Mal sind Sie in leichteren Stoffen zu sehen, mal in schwerer Kost – gerade in der Krimi-reihe „Polizeiruf 110“.
Das ist es auch, was ich so schätze, dass für jeden etwas dabei ist, Unterhaltung, Krimi, Drama, aber auch Serien wie die „Münchner Geschichten“. Man kann auf diese Weise ganz unterschiedliche Lebensweisen verkörpern, sei’s die Hexe, Prostituierte bis zur Kommissarin. Unser Schauspieltableau ist so reichhaltig, dass es einen jung hält, wenn man sich in eine neue Biografie reinarbeitet, diese Seele erlebt, in Konflikte gerät oder Süchte aushalten muss. Es ist gut, in eine Rolle hineinzugehen – aber auch gut, sich wieder davon zu befreien.

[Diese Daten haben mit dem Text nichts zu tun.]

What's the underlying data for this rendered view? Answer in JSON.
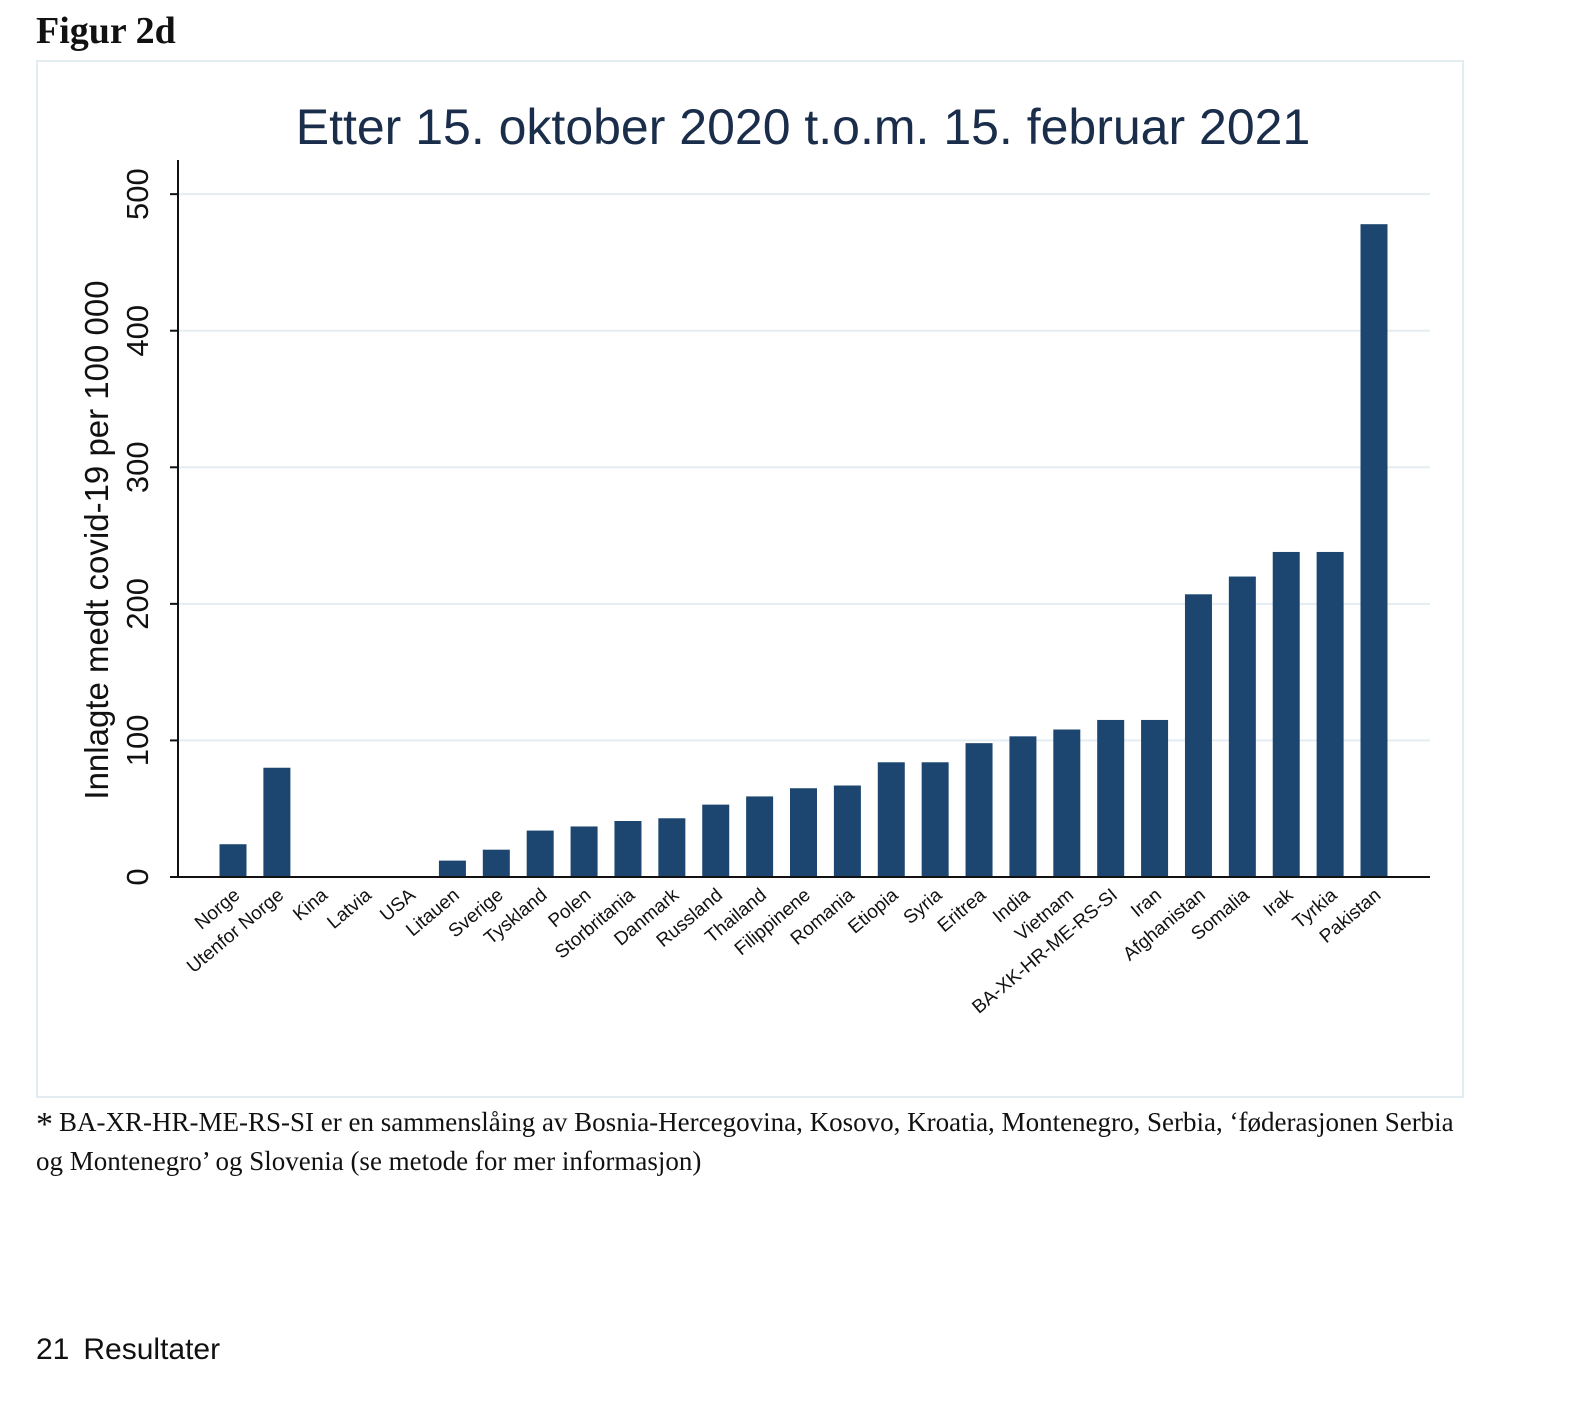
{
  "figure_label": "Figur 2d",
  "chart_data": {
    "type": "bar",
    "title": "Etter 15. oktober 2020 t.o.m. 15. februar 2021",
    "xlabel": "",
    "ylabel": "Innlagte medt covid-19 per 100 000",
    "ylim": [
      0,
      525
    ],
    "yticks": [
      0,
      100,
      200,
      300,
      400,
      500
    ],
    "grid": true,
    "bar_color": "#1c4670",
    "categories": [
      "Norge",
      "Utenfor Norge",
      "Kina",
      "Latvia",
      "USA",
      "Litauen",
      "Sverige",
      "Tyskland",
      "Polen",
      "Storbritania",
      "Danmark",
      "Russland",
      "Thailand",
      "Filippinene",
      "Romania",
      "Etiopia",
      "Syria",
      "Eritrea",
      "India",
      "Vietnam",
      "BA-XK-HR-ME-RS-SI",
      "Iran",
      "Afghanistan",
      "Somalia",
      "Irak",
      "Tyrkia",
      "Pakistan"
    ],
    "values": [
      24,
      80,
      0,
      0,
      0,
      12,
      20,
      34,
      37,
      41,
      43,
      53,
      59,
      65,
      67,
      84,
      84,
      98,
      103,
      108,
      115,
      115,
      207,
      220,
      238,
      238,
      478
    ]
  },
  "footnote": {
    "marker": "*",
    "text": "BA-XR-HR-ME-RS-SI er en sammenslåing av Bosnia-Hercegovina, Kosovo, Kroatia, Montenegro, Serbia, ‘føderasjonen Serbia og Montenegro’ og Slovenia (se metode for mer informasjon)"
  },
  "page_footer": {
    "page_number": "21",
    "section": "Resultater"
  }
}
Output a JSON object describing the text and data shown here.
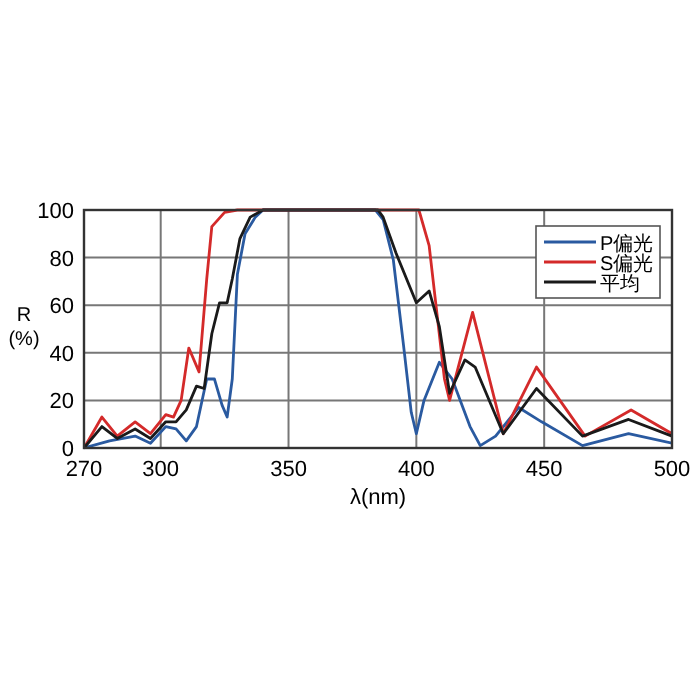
{
  "chart_data": {
    "type": "line",
    "xlabel": "λ(nm)",
    "ylabel": "R\n(%)",
    "xlim": [
      270,
      500
    ],
    "ylim": [
      0,
      100
    ],
    "xticks": [
      270,
      300,
      350,
      400,
      450,
      500
    ],
    "yticks": [
      0,
      20,
      40,
      60,
      80,
      100
    ],
    "grid": true,
    "legend": "top right",
    "marker": "none",
    "line_style": "solid",
    "series": [
      {
        "name": "P偏光",
        "color": "#2a5aa0",
        "x": [
          270,
          280,
          290,
          296,
          302,
          306,
          310,
          314,
          318,
          321,
          324,
          326,
          328,
          330,
          333,
          337,
          340,
          384,
          387,
          391,
          395,
          398,
          400,
          403,
          409,
          414,
          421,
          425,
          431,
          440,
          449,
          465,
          483,
          500
        ],
        "values": [
          0,
          3,
          5,
          2,
          9,
          8,
          3,
          9,
          29,
          29,
          18,
          13,
          29,
          73,
          90,
          97,
          100,
          100,
          96,
          79,
          43,
          15,
          6,
          20,
          36,
          29,
          9,
          1,
          5,
          17,
          11,
          1,
          6,
          2
        ]
      },
      {
        "name": "S偏光",
        "color": "#d42a2a",
        "x": [
          270,
          277,
          283,
          290,
          296,
          302,
          305,
          308,
          311,
          315,
          318,
          320,
          325,
          330,
          401,
          405,
          408,
          411,
          413,
          422,
          434,
          447,
          466,
          484,
          500
        ],
        "values": [
          0,
          13,
          5,
          11,
          6,
          14,
          13,
          20,
          42,
          32,
          71,
          93,
          99,
          100,
          100,
          85,
          57,
          29,
          20,
          57,
          6,
          34,
          5,
          16,
          6
        ]
      },
      {
        "name": "平均",
        "color": "#1a1a1a",
        "x": [
          270,
          277,
          283,
          290,
          296,
          302,
          306,
          310,
          314,
          317,
          320,
          323,
          326,
          328,
          331,
          335,
          340,
          385,
          387,
          392,
          400,
          405,
          409,
          413,
          419,
          423,
          434,
          447,
          465,
          483,
          500
        ],
        "values": [
          0,
          9,
          4,
          8,
          4,
          11,
          11,
          16,
          26,
          25,
          48,
          61,
          61,
          71,
          88,
          97,
          100,
          100,
          97,
          82,
          61,
          66,
          51,
          23,
          37,
          34,
          6,
          25,
          5,
          12,
          5
        ]
      }
    ]
  }
}
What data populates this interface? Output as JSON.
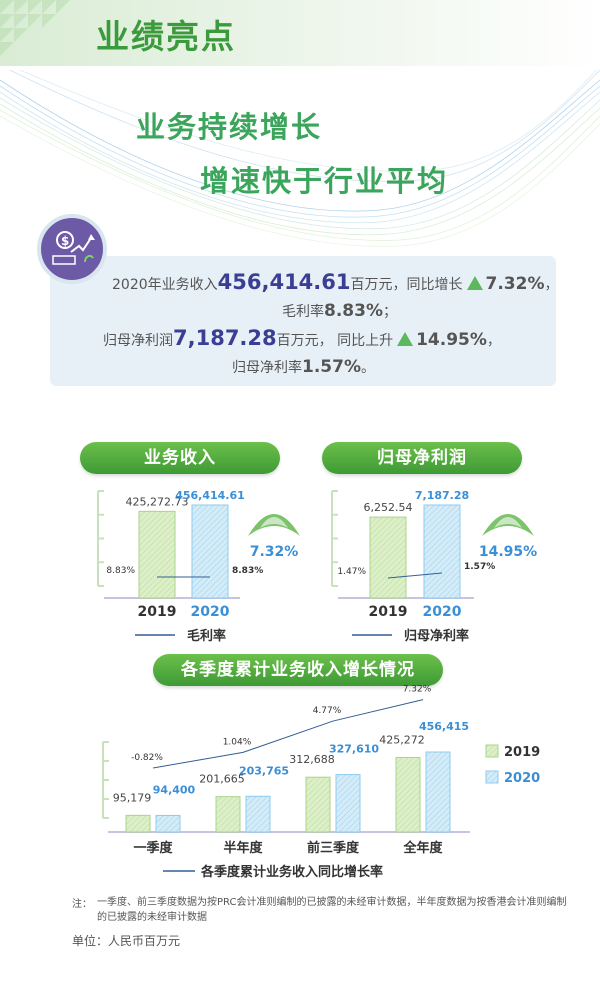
{
  "header": {
    "title": "业绩亮点"
  },
  "hero": {
    "slogan_1": "业务持续增长",
    "slogan_2": "增速快于行业平均"
  },
  "summary": {
    "l1_pre": "2020年业务收入",
    "revenue": "456,414.61",
    "l1_mid": "百万元，同比增长",
    "revenue_growth": "7.32%",
    "l1_post": "，",
    "l2_pre": "毛利率",
    "gross_margin": "8.83%",
    "l2_post": "；",
    "l3_pre": "归母净利润",
    "net_profit": "7,187.28",
    "l3_mid": "百万元， 同比上升",
    "profit_growth": "14.95%",
    "l3_post": "，",
    "l4_pre": "归母净利率",
    "net_margin": "1.57%",
    "l4_post": "。"
  },
  "colors": {
    "green": "#5cb85c",
    "pale_green": "#dcefc8",
    "pale_blue": "#cfe8f7",
    "blue_text": "#3a8fd6",
    "navy": "#3b3f93",
    "line": "#335f93"
  },
  "chart_data": [
    {
      "type": "bar",
      "title": "业务收入",
      "categories": [
        "2019",
        "2020"
      ],
      "values": [
        425272.73,
        456414.61
      ],
      "value_labels": [
        "425,272.73",
        "456,414.61"
      ],
      "line_series": {
        "name": "毛利率",
        "values": [
          8.83,
          8.83
        ],
        "labels": [
          "8.83%",
          "8.83%"
        ]
      },
      "growth_label": "7.32%"
    },
    {
      "type": "bar",
      "title": "归母净利润",
      "categories": [
        "2019",
        "2020"
      ],
      "values": [
        6252.54,
        7187.28
      ],
      "value_labels": [
        "6,252.54",
        "7,187.28"
      ],
      "line_series": {
        "name": "归母净利率",
        "values": [
          1.47,
          1.57
        ],
        "labels": [
          "1.47%",
          "1.57%"
        ]
      },
      "growth_label": "14.95%"
    },
    {
      "type": "bar",
      "title": "各季度累计业务收入增长情况",
      "categories": [
        "一季度",
        "半年度",
        "前三季度",
        "全年度"
      ],
      "series": [
        {
          "name": "2019",
          "values": [
            95179,
            201665,
            312688,
            425272
          ],
          "labels": [
            "95,179",
            "201,665",
            "312,688",
            "425,272"
          ]
        },
        {
          "name": "2020",
          "values": [
            94400,
            203765,
            327610,
            456415
          ],
          "labels": [
            "94,400",
            "203,765",
            "327,610",
            "456,415"
          ]
        }
      ],
      "line_series": {
        "name": "各季度累计业务收入同比增长率",
        "values": [
          -0.82,
          1.04,
          4.77,
          7.32
        ],
        "labels": [
          "-0.82%",
          "1.04%",
          "4.77%",
          "7.32%"
        ]
      },
      "legend_position": "right"
    }
  ],
  "footer": {
    "note_label": "注：",
    "note_text": "一季度、前三季度数据为按PRC会计准则编制的已披露的未经审计数据，半年度数据为按香港会计准则编制的已披露的未经审计数据",
    "unit": "单位：人民币百万元"
  }
}
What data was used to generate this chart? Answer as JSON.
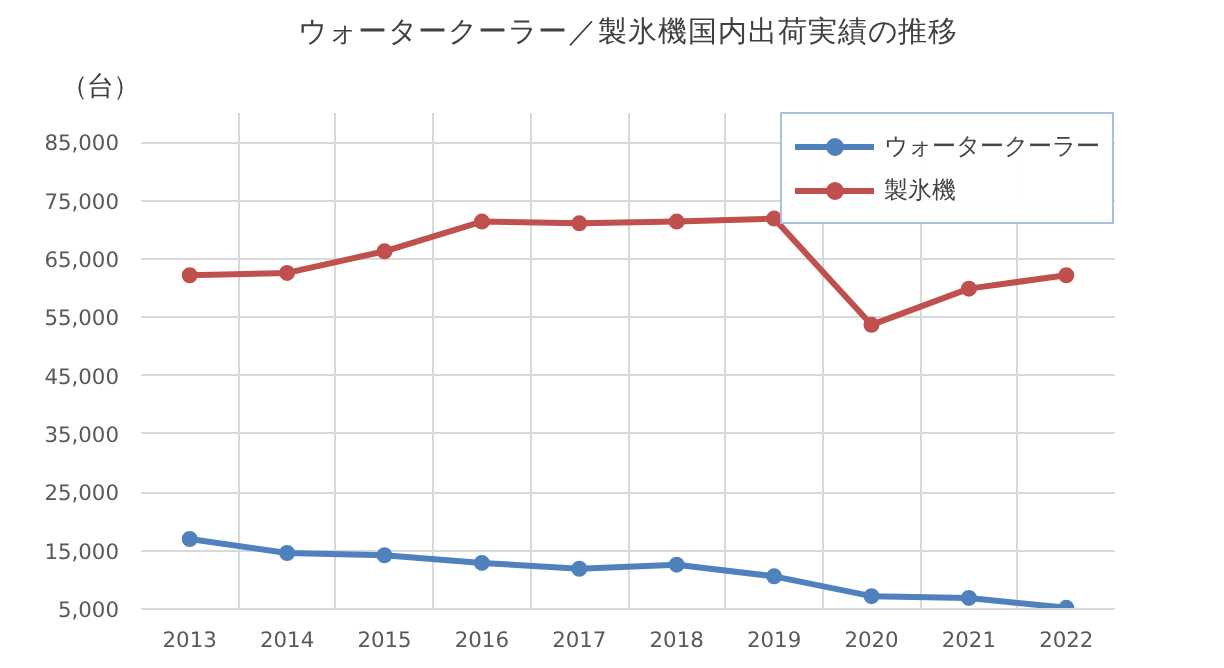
{
  "chart_data": {
    "type": "line",
    "title": "ウォータークーラー／製氷機国内出荷実績の推移",
    "ylabel": "（台）",
    "categories": [
      "2013",
      "2014",
      "2015",
      "2016",
      "2017",
      "2018",
      "2019",
      "2020",
      "2021",
      "2022"
    ],
    "series": [
      {
        "name": "ウォータークーラー",
        "color": "#4f81bd",
        "values": [
          17000,
          14600,
          14200,
          12900,
          11900,
          12600,
          10600,
          7200,
          6900,
          5200
        ]
      },
      {
        "name": "製氷機",
        "color": "#c0504d",
        "values": [
          62200,
          62600,
          66300,
          71400,
          71100,
          71400,
          71900,
          53700,
          59900,
          62200
        ]
      }
    ],
    "ylim": [
      5000,
      90000
    ],
    "yticks": [
      {
        "value": 5000,
        "label": "5,000"
      },
      {
        "value": 15000,
        "label": "15,000"
      },
      {
        "value": 25000,
        "label": "25,000"
      },
      {
        "value": 35000,
        "label": "35,000"
      },
      {
        "value": 45000,
        "label": "45,000"
      },
      {
        "value": 55000,
        "label": "55,000"
      },
      {
        "value": 65000,
        "label": "65,000"
      },
      {
        "value": 75000,
        "label": "75,000"
      },
      {
        "value": 85000,
        "label": "85,000"
      }
    ],
    "grid": true,
    "legend": "top right",
    "marker": "circle",
    "line_style": "solid"
  }
}
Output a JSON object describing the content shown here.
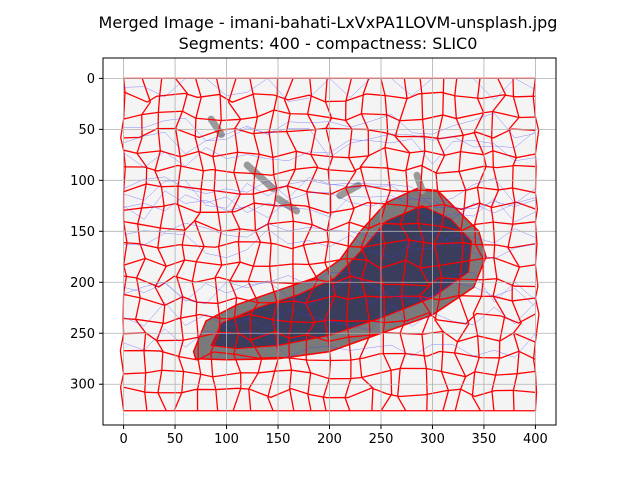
{
  "figure": {
    "title_line1": "Merged Image - imani-bahati-LxVxPA1LOVM-unsplash.jpg",
    "title_line2": "Segments: 400 - compactness: SLIC0"
  },
  "chart_data": {
    "type": "image",
    "grid": true,
    "x_ticks": [
      "0",
      "50",
      "100",
      "150",
      "200",
      "250",
      "300",
      "350",
      "400"
    ],
    "y_ticks": [
      "0",
      "50",
      "100",
      "150",
      "200",
      "250",
      "300"
    ],
    "xlim": [
      -20,
      420
    ],
    "ylim": [
      340,
      -20
    ],
    "image_extent": {
      "width": 400,
      "height": 326
    },
    "colors": {
      "background": "#f4f4f4",
      "segment_boundary": "#ff0000",
      "fine_boundary": "#4040ff",
      "shoe_dark": "#3a3d5c",
      "shoe_mid": "#7a7a7a",
      "shoe_light": "#9a9a9a",
      "grid": "#b0b0b0"
    }
  }
}
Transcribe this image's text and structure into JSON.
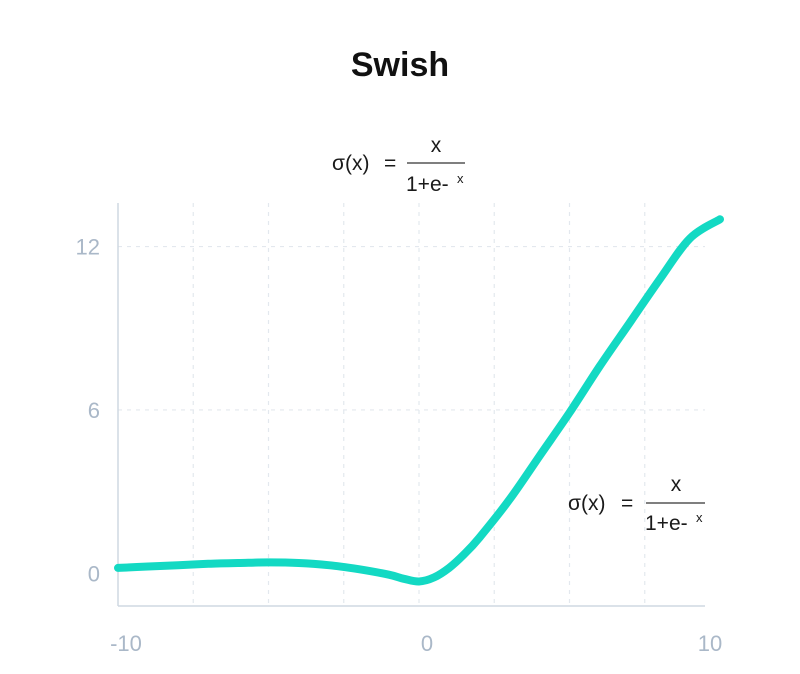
{
  "chart_data": {
    "type": "line",
    "title": "Swish",
    "formula": {
      "lhs": "σ(x)",
      "eq": "=",
      "num": "x",
      "den": "1+e-",
      "den_sup": "x"
    },
    "x_ticks": [
      -10,
      0,
      10
    ],
    "x_tick_labels": [
      "-10",
      "0",
      "10"
    ],
    "y_ticks": [
      0,
      6,
      12
    ],
    "y_tick_labels": [
      "0",
      "6",
      "12"
    ],
    "xlim": [
      -10,
      10
    ],
    "ylim": [
      -1.2,
      13.6
    ],
    "grid": true,
    "series": [
      {
        "color": "#13d9c3",
        "x": [
          -10,
          -9,
          -8,
          -7,
          -6,
          -5,
          -4,
          -3,
          -2,
          -1,
          -0.5,
          0,
          0.5,
          1,
          1.5,
          2,
          3,
          4,
          5,
          6,
          7,
          8,
          9,
          10
        ],
        "y": [
          0.2,
          0.25,
          0.3,
          0.35,
          0.38,
          0.4,
          0.38,
          0.3,
          0.15,
          -0.05,
          -0.2,
          -0.3,
          -0.15,
          0.2,
          0.7,
          1.3,
          2.7,
          4.3,
          5.9,
          7.6,
          9.2,
          10.8,
          12.3,
          13.0
        ]
      }
    ]
  }
}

Apropos „Tränen lügen nicht“: Um Beziehungskalamitäten geht es auch in Ihrer aktuellen Tournee mit der „Wunderübung“, die Sie unter anderem auch nach Fellbach führt. Das verflixte 14. Ehejahr?
Es geht schon um eine schwere Krise, die Beziehung ist am absoluten Tiefpunkt angelangt, die fetzen sich ganz schön. Wir haben das schon beobachtet, dass sich die Leute im Publikum gegenseitig angucken und zuflüstern: So ähnlich haben wir das auch schon erlebt. Oder dass sie sich die Frage stellen: Wie würde ich mich verhalten? Der Autor Daniel Glattauer hat das sehr gut getroffen, sehr psychologisch, aber auch witzig. Heute ist es kein Tabu mehr, zum Therapeuten zu gehen. Bei ihm kann man sich gute Hilfestellung holen, wenn es nicht mehr läuft nach langjährigen Abnutzungserscheinungen. Es ist kein reines Boulevardstück, eher eine heitere Komödie mit tieferen Hintergründen.
Was ist der entscheidende Faktor?
Ganz klar: die Paradoxe Intervention!
Was ist das denn?
Das darf ich nicht verraten. Da müssen Ihre Leser schon zur Aufführung kommen.